Henry W. Sage and his business partner, John McGraw, arrived in Bay City area in the early 1860s to open a sawmill and lumberyard. They platted a small settlement known then as Wenona, and later West Bay City. Henry Sage was also a generous philanthropist, donating significantly to Cornell University. In 1884, Sage contracted with the area's best known architectural firm, Pratt and Koeppe, to design this library, and hired Andrew Thomson as the contractor to construct it.
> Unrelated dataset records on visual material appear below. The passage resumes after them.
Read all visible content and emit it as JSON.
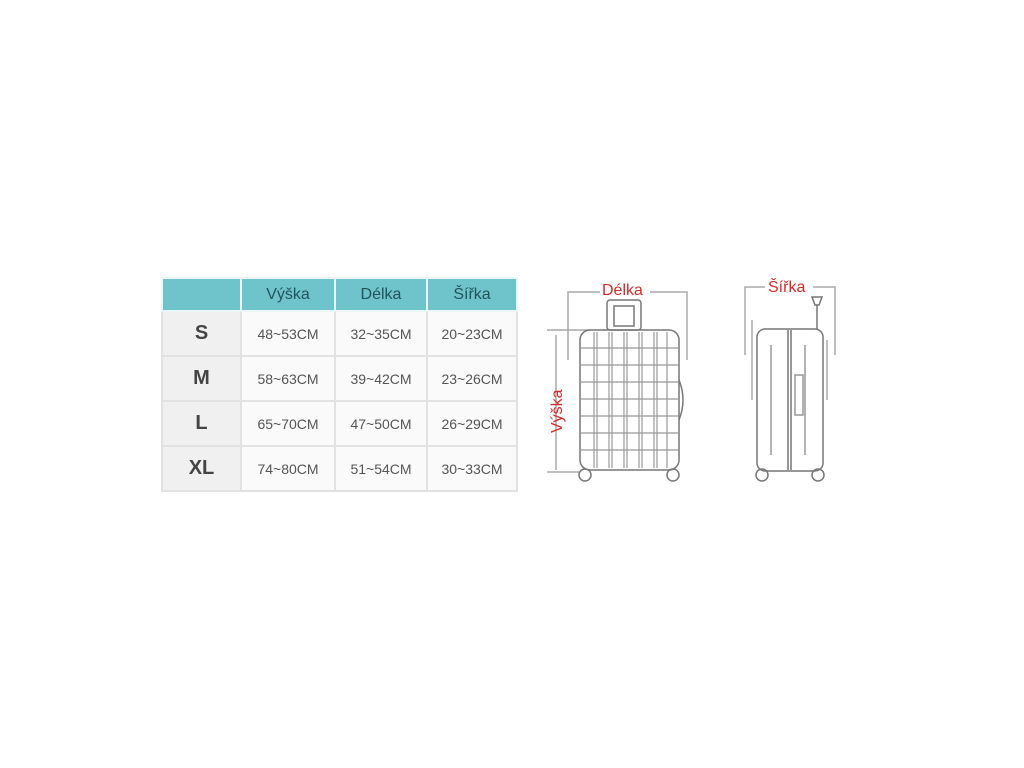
{
  "size_table": {
    "headers": [
      "",
      "Výška",
      "Délka",
      "Šířka"
    ],
    "rows": [
      {
        "size": "S",
        "vyska": "48~53CM",
        "delka": "32~35CM",
        "sirka": "20~23CM"
      },
      {
        "size": "M",
        "vyska": "58~63CM",
        "delka": "39~42CM",
        "sirka": "23~26CM"
      },
      {
        "size": "L",
        "vyska": "65~70CM",
        "delka": "47~50CM",
        "sirka": "26~29CM"
      },
      {
        "size": "XL",
        "vyska": "74~80CM",
        "delka": "51~54CM",
        "sirka": "30~33CM"
      }
    ],
    "header_color": "#6fc3cb"
  },
  "diagram": {
    "length_label": "Délka",
    "height_label": "Výška",
    "width_label": "Šířka",
    "label_color": "#d42a2a"
  }
}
When originally built, the library itself occupied only the second floor of the building, and contained 10,000 books. The first floor was used for school classes, and the third floor was used as an office for the Superintendent of Schools. The building also provided meeting space for several societies. When West Bay City and Bay City merged in 1903, the library was incorporated into the Bay City System. The collection housed in the building continued to grow, reaching over 110,000 volumes by the 1970s.

The library underwent major renovations in 1982-84, and the slate roof was replaced in 1990. In 2002-04 an extensive renovation restored many historic features, converted the attic into a library area, and included an addition to the rear of building. The building is still operated as a public library.

==Description==
The Sage Library is a rectangular, 2-1/2-story, four bay wide red brick building with a multi-colored ashlar fieldstone foundation, and highlighted with pink Amherst stone. The building is designed in a revival version of French Châteauesque architecture, with asymmetrical massing and a steeply pitched hipped roof. The front facade has a projecting entryway covered with a gable roof two bays wide, with a rounded archway and double doors. Next to the entryway is a projecting bay reaching to the roofline; the final bay houses a tall double-hung window unit. On the second floor, the projecting bay holds a tri-sided arrangement of tall double hung window units; the remaining bays hold a simple double-hung sash each. At the roof level, the projecting bay is capped with a tri-sided roof while the remaining bays have dormers.

Inside, the arrangement is the same as when the building first opened. The first floor has an entrance lobby and two large rooms originally serving as schoolrooms. The second floor, reached by a stair in the entry way, is also divided into two large rooms. One of these was the original reading room, and the other housed the collection. The third floor remains was originally unfinished, but has been converted into library space.